Noi siamo facilitatori di senso. Se questo processo lo facesse una istituzione, sarebbe un disastro, si cadrebbe nelle lotte di potere. Noi siamo liberi di scegliere. Inoltre, noi uniamo le realtà che non riescono a dialogare in autonomia, pur occupandosi dello stesso settore produttivo e essendo prossimi geograficamente. Non abbiamo l’ambizione di modificare.

In Italia abbiamo un a serie di iniziative legate allo sviluppo territoriale come i sistemi turistici locali, le aree prodotte, i distretti culturali, le aree integrate. Sono tutti una sorta di tentativi di facilitatori di dialogo nel territorio. Come possiamo differenziare in modo netto questo progetto di Innov(e)tion valley dagli altri?
Alle spalle del progetto non c’è investimento economico ma lavoro. Questa è la cosa che ci differenzia. Nel senso che ogni aderente mette a disposizione le proprie competenze, ponendo le fondamenta al network.
L’editore fornisce il materiale cartaceo o l’albergatore fornisce alloggi. Qualcosa che all’azienda costa poco ma che attiva dei processi, e permette lo svolgimento di attività, dalla comunicazione all’organizzazione.

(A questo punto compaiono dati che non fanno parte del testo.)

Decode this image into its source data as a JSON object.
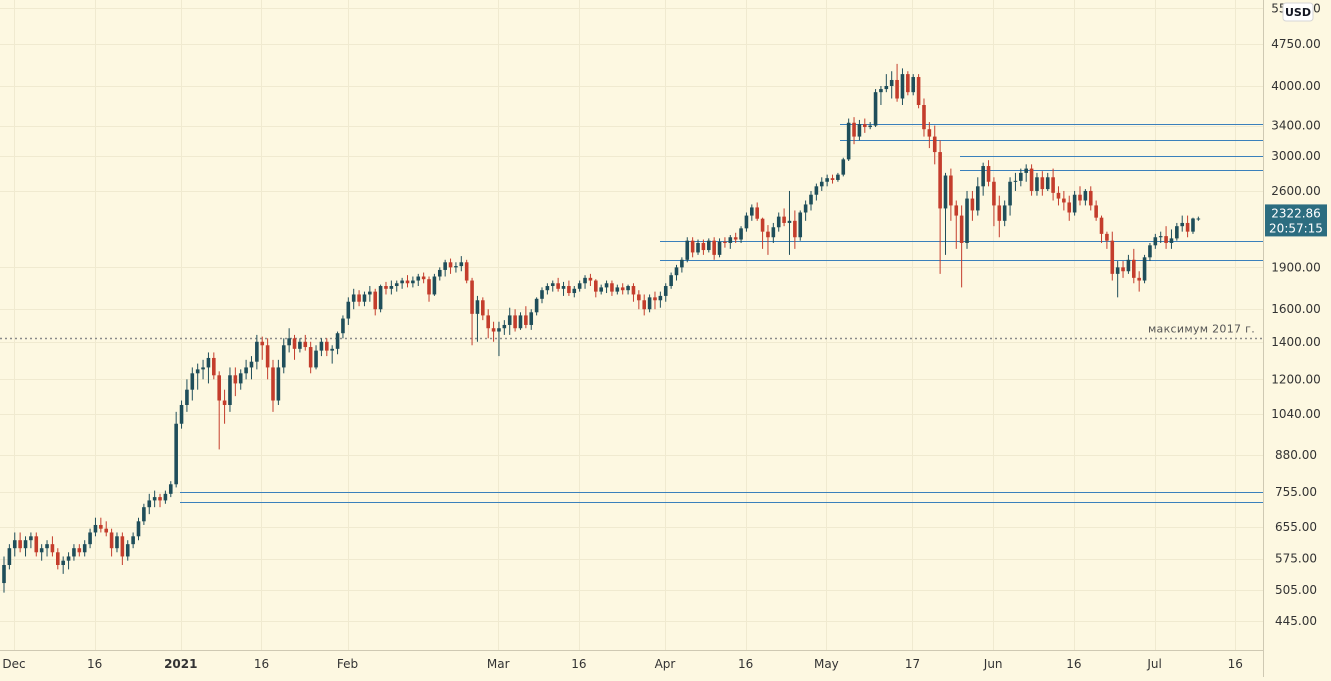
{
  "currency": "USD",
  "price_tag": {
    "price": "2322.86",
    "timer": "20:57:15",
    "value": 2322.86,
    "color": "#2c6d80"
  },
  "annotation": {
    "text": "максимум 2017 г.",
    "value": 1420
  },
  "colors": {
    "background": "#fdf8e1",
    "up": "#1f4e5a",
    "down": "#c43d2c",
    "level_line": "#3a80bb",
    "grid": "#f0ead0"
  },
  "chart_data": {
    "type": "candlestick",
    "y_scale": "log",
    "ylim": [
      400,
      5600
    ],
    "y_ticks": [
      {
        "label": "445.00",
        "value": 445
      },
      {
        "label": "505.00",
        "value": 505
      },
      {
        "label": "575.00",
        "value": 575
      },
      {
        "label": "655.00",
        "value": 655
      },
      {
        "label": "755.00",
        "value": 755
      },
      {
        "label": "880.00",
        "value": 880
      },
      {
        "label": "1040.00",
        "value": 1040
      },
      {
        "label": "1200.00",
        "value": 1200
      },
      {
        "label": "1400.00",
        "value": 1400
      },
      {
        "label": "1600.00",
        "value": 1600
      },
      {
        "label": "1900.00",
        "value": 1900
      },
      {
        "label": "2600.00",
        "value": 2600
      },
      {
        "label": "3000.00",
        "value": 3000
      },
      {
        "label": "3400.00",
        "value": 3400
      },
      {
        "label": "4000.00",
        "value": 4000
      },
      {
        "label": "4750.00",
        "value": 4750
      },
      {
        "label": "5500.00",
        "value": 5500
      }
    ],
    "x_ticks": [
      {
        "label": "Dec",
        "index": 0,
        "bold": false
      },
      {
        "label": "16",
        "index": 15,
        "bold": false
      },
      {
        "label": "2021",
        "index": 31,
        "bold": true
      },
      {
        "label": "16",
        "index": 46,
        "bold": false
      },
      {
        "label": "Feb",
        "index": 62,
        "bold": false
      },
      {
        "label": "Mar",
        "index": 90,
        "bold": false
      },
      {
        "label": "16",
        "index": 105,
        "bold": false
      },
      {
        "label": "Apr",
        "index": 121,
        "bold": false
      },
      {
        "label": "16",
        "index": 136,
        "bold": false
      },
      {
        "label": "May",
        "index": 151,
        "bold": false
      },
      {
        "label": "17",
        "index": 167,
        "bold": false
      },
      {
        "label": "Jun",
        "index": 182,
        "bold": false
      },
      {
        "label": "16",
        "index": 197,
        "bold": false
      },
      {
        "label": "Jul",
        "index": 212,
        "bold": false
      },
      {
        "label": "16",
        "index": 227,
        "bold": false
      }
    ],
    "levels": [
      725,
      755,
      1960,
      2120,
      2830,
      3000,
      3210,
      3420
    ],
    "candles": [
      [
        520,
        580,
        500,
        560
      ],
      [
        560,
        610,
        550,
        600
      ],
      [
        600,
        640,
        580,
        620
      ],
      [
        620,
        640,
        590,
        600
      ],
      [
        600,
        630,
        580,
        620
      ],
      [
        620,
        640,
        600,
        630
      ],
      [
        630,
        640,
        580,
        590
      ],
      [
        590,
        610,
        570,
        600
      ],
      [
        600,
        620,
        580,
        610
      ],
      [
        610,
        630,
        580,
        590
      ],
      [
        590,
        600,
        550,
        560
      ],
      [
        560,
        580,
        540,
        570
      ],
      [
        570,
        590,
        550,
        580
      ],
      [
        580,
        610,
        570,
        600
      ],
      [
        600,
        610,
        580,
        590
      ],
      [
        590,
        620,
        580,
        610
      ],
      [
        610,
        650,
        600,
        640
      ],
      [
        640,
        680,
        630,
        660
      ],
      [
        660,
        680,
        640,
        650
      ],
      [
        650,
        670,
        630,
        640
      ],
      [
        640,
        650,
        580,
        600
      ],
      [
        600,
        640,
        590,
        630
      ],
      [
        630,
        640,
        560,
        580
      ],
      [
        580,
        620,
        570,
        610
      ],
      [
        610,
        640,
        600,
        630
      ],
      [
        630,
        680,
        620,
        670
      ],
      [
        670,
        720,
        660,
        710
      ],
      [
        710,
        750,
        690,
        730
      ],
      [
        730,
        760,
        710,
        740
      ],
      [
        740,
        750,
        710,
        730
      ],
      [
        730,
        760,
        720,
        750
      ],
      [
        750,
        790,
        740,
        780
      ],
      [
        780,
        1050,
        770,
        1000
      ],
      [
        1000,
        1100,
        980,
        1080
      ],
      [
        1080,
        1200,
        1050,
        1150
      ],
      [
        1150,
        1260,
        1100,
        1230
      ],
      [
        1230,
        1280,
        1150,
        1250
      ],
      [
        1250,
        1300,
        1200,
        1260
      ],
      [
        1260,
        1340,
        1180,
        1310
      ],
      [
        1310,
        1340,
        1200,
        1220
      ],
      [
        1220,
        1240,
        900,
        1100
      ],
      [
        1100,
        1150,
        1000,
        1080
      ],
      [
        1080,
        1260,
        1050,
        1220
      ],
      [
        1220,
        1260,
        1120,
        1180
      ],
      [
        1180,
        1250,
        1150,
        1230
      ],
      [
        1230,
        1300,
        1200,
        1260
      ],
      [
        1260,
        1320,
        1200,
        1290
      ],
      [
        1290,
        1440,
        1250,
        1400
      ],
      [
        1400,
        1430,
        1300,
        1380
      ],
      [
        1380,
        1420,
        1200,
        1260
      ],
      [
        1260,
        1300,
        1050,
        1100
      ],
      [
        1100,
        1300,
        1080,
        1260
      ],
      [
        1260,
        1420,
        1230,
        1380
      ],
      [
        1380,
        1480,
        1340,
        1420
      ],
      [
        1420,
        1440,
        1300,
        1360
      ],
      [
        1360,
        1420,
        1340,
        1400
      ],
      [
        1400,
        1440,
        1350,
        1370
      ],
      [
        1370,
        1400,
        1230,
        1260
      ],
      [
        1260,
        1380,
        1250,
        1350
      ],
      [
        1350,
        1420,
        1320,
        1400
      ],
      [
        1400,
        1420,
        1320,
        1350
      ],
      [
        1350,
        1380,
        1280,
        1360
      ],
      [
        1360,
        1460,
        1330,
        1450
      ],
      [
        1450,
        1560,
        1420,
        1540
      ],
      [
        1540,
        1680,
        1500,
        1650
      ],
      [
        1650,
        1740,
        1600,
        1700
      ],
      [
        1700,
        1730,
        1620,
        1650
      ],
      [
        1650,
        1720,
        1620,
        1700
      ],
      [
        1700,
        1760,
        1650,
        1720
      ],
      [
        1720,
        1740,
        1560,
        1600
      ],
      [
        1600,
        1770,
        1580,
        1760
      ],
      [
        1760,
        1790,
        1700,
        1740
      ],
      [
        1740,
        1800,
        1700,
        1760
      ],
      [
        1760,
        1800,
        1720,
        1780
      ],
      [
        1780,
        1820,
        1740,
        1800
      ],
      [
        1800,
        1840,
        1750,
        1780
      ],
      [
        1780,
        1830,
        1750,
        1800
      ],
      [
        1800,
        1850,
        1760,
        1830
      ],
      [
        1830,
        1860,
        1780,
        1810
      ],
      [
        1810,
        1830,
        1650,
        1700
      ],
      [
        1700,
        1850,
        1690,
        1830
      ],
      [
        1830,
        1900,
        1800,
        1880
      ],
      [
        1880,
        1960,
        1830,
        1940
      ],
      [
        1940,
        1970,
        1850,
        1900
      ],
      [
        1900,
        1940,
        1860,
        1910
      ],
      [
        1910,
        1990,
        1870,
        1940
      ],
      [
        1940,
        1960,
        1780,
        1800
      ],
      [
        1800,
        1820,
        1380,
        1570
      ],
      [
        1570,
        1690,
        1400,
        1660
      ],
      [
        1660,
        1680,
        1530,
        1560
      ],
      [
        1560,
        1600,
        1420,
        1480
      ],
      [
        1480,
        1520,
        1400,
        1460
      ],
      [
        1460,
        1520,
        1320,
        1480
      ],
      [
        1480,
        1530,
        1440,
        1500
      ],
      [
        1500,
        1610,
        1440,
        1560
      ],
      [
        1560,
        1600,
        1460,
        1480
      ],
      [
        1480,
        1580,
        1470,
        1560
      ],
      [
        1560,
        1620,
        1480,
        1500
      ],
      [
        1500,
        1600,
        1470,
        1580
      ],
      [
        1580,
        1680,
        1560,
        1670
      ],
      [
        1670,
        1750,
        1640,
        1730
      ],
      [
        1730,
        1780,
        1700,
        1760
      ],
      [
        1760,
        1800,
        1720,
        1780
      ],
      [
        1780,
        1820,
        1720,
        1740
      ],
      [
        1740,
        1790,
        1690,
        1760
      ],
      [
        1760,
        1800,
        1690,
        1710
      ],
      [
        1710,
        1760,
        1680,
        1740
      ],
      [
        1740,
        1800,
        1720,
        1780
      ],
      [
        1780,
        1840,
        1740,
        1820
      ],
      [
        1820,
        1850,
        1760,
        1800
      ],
      [
        1800,
        1810,
        1680,
        1720
      ],
      [
        1720,
        1770,
        1700,
        1750
      ],
      [
        1750,
        1800,
        1710,
        1780
      ],
      [
        1780,
        1800,
        1690,
        1720
      ],
      [
        1720,
        1770,
        1700,
        1750
      ],
      [
        1750,
        1780,
        1700,
        1730
      ],
      [
        1730,
        1770,
        1700,
        1760
      ],
      [
        1760,
        1780,
        1650,
        1700
      ],
      [
        1700,
        1730,
        1600,
        1660
      ],
      [
        1660,
        1700,
        1560,
        1600
      ],
      [
        1600,
        1700,
        1580,
        1680
      ],
      [
        1680,
        1720,
        1600,
        1660
      ],
      [
        1660,
        1720,
        1610,
        1690
      ],
      [
        1690,
        1780,
        1650,
        1760
      ],
      [
        1760,
        1860,
        1740,
        1840
      ],
      [
        1840,
        1920,
        1800,
        1900
      ],
      [
        1900,
        1980,
        1860,
        1960
      ],
      [
        1960,
        2150,
        1940,
        2120
      ],
      [
        2120,
        2150,
        1980,
        2020
      ],
      [
        2020,
        2130,
        2000,
        2100
      ],
      [
        2100,
        2130,
        2000,
        2040
      ],
      [
        2040,
        2140,
        2020,
        2120
      ],
      [
        2120,
        2150,
        1960,
        2000
      ],
      [
        2000,
        2140,
        1980,
        2110
      ],
      [
        2110,
        2150,
        2060,
        2100
      ],
      [
        2100,
        2170,
        2050,
        2150
      ],
      [
        2150,
        2190,
        2100,
        2130
      ],
      [
        2130,
        2250,
        2100,
        2230
      ],
      [
        2230,
        2380,
        2200,
        2350
      ],
      [
        2350,
        2460,
        2300,
        2430
      ],
      [
        2430,
        2480,
        2300,
        2320
      ],
      [
        2320,
        2330,
        2050,
        2200
      ],
      [
        2200,
        2260,
        2000,
        2150
      ],
      [
        2150,
        2280,
        2100,
        2240
      ],
      [
        2240,
        2380,
        2200,
        2340
      ],
      [
        2340,
        2420,
        2250,
        2280
      ],
      [
        2280,
        2600,
        2000,
        2300
      ],
      [
        2300,
        2400,
        2050,
        2150
      ],
      [
        2150,
        2400,
        2120,
        2380
      ],
      [
        2380,
        2500,
        2300,
        2460
      ],
      [
        2460,
        2600,
        2400,
        2560
      ],
      [
        2560,
        2680,
        2500,
        2650
      ],
      [
        2650,
        2750,
        2600,
        2700
      ],
      [
        2700,
        2780,
        2650,
        2740
      ],
      [
        2740,
        2780,
        2680,
        2720
      ],
      [
        2720,
        2800,
        2700,
        2780
      ],
      [
        2780,
        2980,
        2760,
        2960
      ],
      [
        2960,
        3500,
        2940,
        3440
      ],
      [
        3440,
        3520,
        3150,
        3250
      ],
      [
        3250,
        3480,
        3200,
        3420
      ],
      [
        3420,
        3500,
        3300,
        3380
      ],
      [
        3380,
        3450,
        3350,
        3400
      ],
      [
        3400,
        3950,
        3380,
        3900
      ],
      [
        3900,
        4000,
        3700,
        3950
      ],
      [
        3950,
        4200,
        3900,
        4000
      ],
      [
        4000,
        4250,
        3800,
        4100
      ],
      [
        4100,
        4380,
        3750,
        3800
      ],
      [
        3800,
        4300,
        3700,
        4200
      ],
      [
        4200,
        4250,
        3850,
        3900
      ],
      [
        3900,
        4200,
        3850,
        4150
      ],
      [
        4150,
        4200,
        3650,
        3700
      ],
      [
        3700,
        3800,
        3250,
        3350
      ],
      [
        3350,
        3450,
        3100,
        3250
      ],
      [
        3250,
        3400,
        2900,
        3050
      ],
      [
        3050,
        3200,
        1850,
        2420
      ],
      [
        2420,
        2800,
        2000,
        2770
      ],
      [
        2770,
        2850,
        2300,
        2450
      ],
      [
        2450,
        2500,
        2050,
        2350
      ],
      [
        2350,
        2450,
        1750,
        2100
      ],
      [
        2100,
        2600,
        2050,
        2520
      ],
      [
        2520,
        2600,
        2300,
        2400
      ],
      [
        2400,
        2750,
        2350,
        2650
      ],
      [
        2650,
        2920,
        2550,
        2880
      ],
      [
        2880,
        2950,
        2650,
        2700
      ],
      [
        2700,
        2750,
        2250,
        2450
      ],
      [
        2450,
        2550,
        2150,
        2300
      ],
      [
        2300,
        2500,
        2250,
        2450
      ],
      [
        2450,
        2750,
        2350,
        2700
      ],
      [
        2700,
        2800,
        2600,
        2710
      ],
      [
        2710,
        2850,
        2650,
        2800
      ],
      [
        2800,
        2900,
        2700,
        2850
      ],
      [
        2850,
        2900,
        2550,
        2600
      ],
      [
        2600,
        2800,
        2550,
        2750
      ],
      [
        2750,
        2820,
        2550,
        2620
      ],
      [
        2620,
        2800,
        2600,
        2750
      ],
      [
        2750,
        2850,
        2500,
        2580
      ],
      [
        2580,
        2650,
        2450,
        2520
      ],
      [
        2520,
        2600,
        2400,
        2480
      ],
      [
        2480,
        2550,
        2300,
        2380
      ],
      [
        2380,
        2600,
        2350,
        2560
      ],
      [
        2560,
        2650,
        2450,
        2500
      ],
      [
        2500,
        2620,
        2450,
        2600
      ],
      [
        2600,
        2650,
        2400,
        2450
      ],
      [
        2450,
        2500,
        2300,
        2330
      ],
      [
        2330,
        2350,
        2100,
        2180
      ],
      [
        2180,
        2200,
        2050,
        2120
      ],
      [
        2120,
        2200,
        1800,
        1850
      ],
      [
        1850,
        1950,
        1680,
        1900
      ],
      [
        1900,
        1950,
        1820,
        1870
      ],
      [
        1870,
        2000,
        1850,
        1960
      ],
      [
        1960,
        2050,
        1780,
        1820
      ],
      [
        1820,
        1870,
        1720,
        1800
      ],
      [
        1800,
        2000,
        1780,
        1980
      ],
      [
        1980,
        2100,
        1950,
        2080
      ],
      [
        2080,
        2180,
        2050,
        2150
      ],
      [
        2150,
        2200,
        2100,
        2160
      ],
      [
        2160,
        2250,
        2050,
        2100
      ],
      [
        2100,
        2220,
        2050,
        2140
      ],
      [
        2140,
        2280,
        2120,
        2250
      ],
      [
        2250,
        2350,
        2200,
        2280
      ],
      [
        2280,
        2350,
        2150,
        2200
      ],
      [
        2200,
        2330,
        2180,
        2322
      ],
      [
        2322,
        2340,
        2300,
        2322
      ]
    ]
  }
}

Pensiamo all’impatto di una iniziativa di questo tipo. Quali indicatori avete considerato per valutare la ricaduta del progetto sul territorio? Chi sono gli scettici sul progetto?
Si stanno creando reazioni di varia natura. Per esempio, una serie di iniziative da noi attivate ha bloccato la realizzazione di progetti “farlocchi” di una amministrazione  locale, influenzando scelte territoriali. 
Gli scettici sono quelli che non credono sia possibile fare un progetto che lega asset valoriale e territorio senza interlocutori politici. Potrebbero identificare IV con un Marchio d’area o con un mero lavoro di comunicazione. La mia risposta è che milioni di volte hanno provato a costituire dei marchi d’area ma il problema è che se non ci sono i soggetti, una condivisione dietro, tutto è fallimentare. Non funziona come il marchio sulla banana “Ciquita”.
Ha raggiunto il primo obiettivo di visibilità, dal punto di vista mediatico, ed inizia a  stimolare la progettualità. Non ha finanziamenti ma è incentivato solo da imprenditori e innovatori del nord-est.

Errori da non commettere?
È necessario mantenere sempre l’attenzione alta ai contenuti, non lasciarsi sedurre da aspetti economici o facilitazioni economiche in cambio di qualità.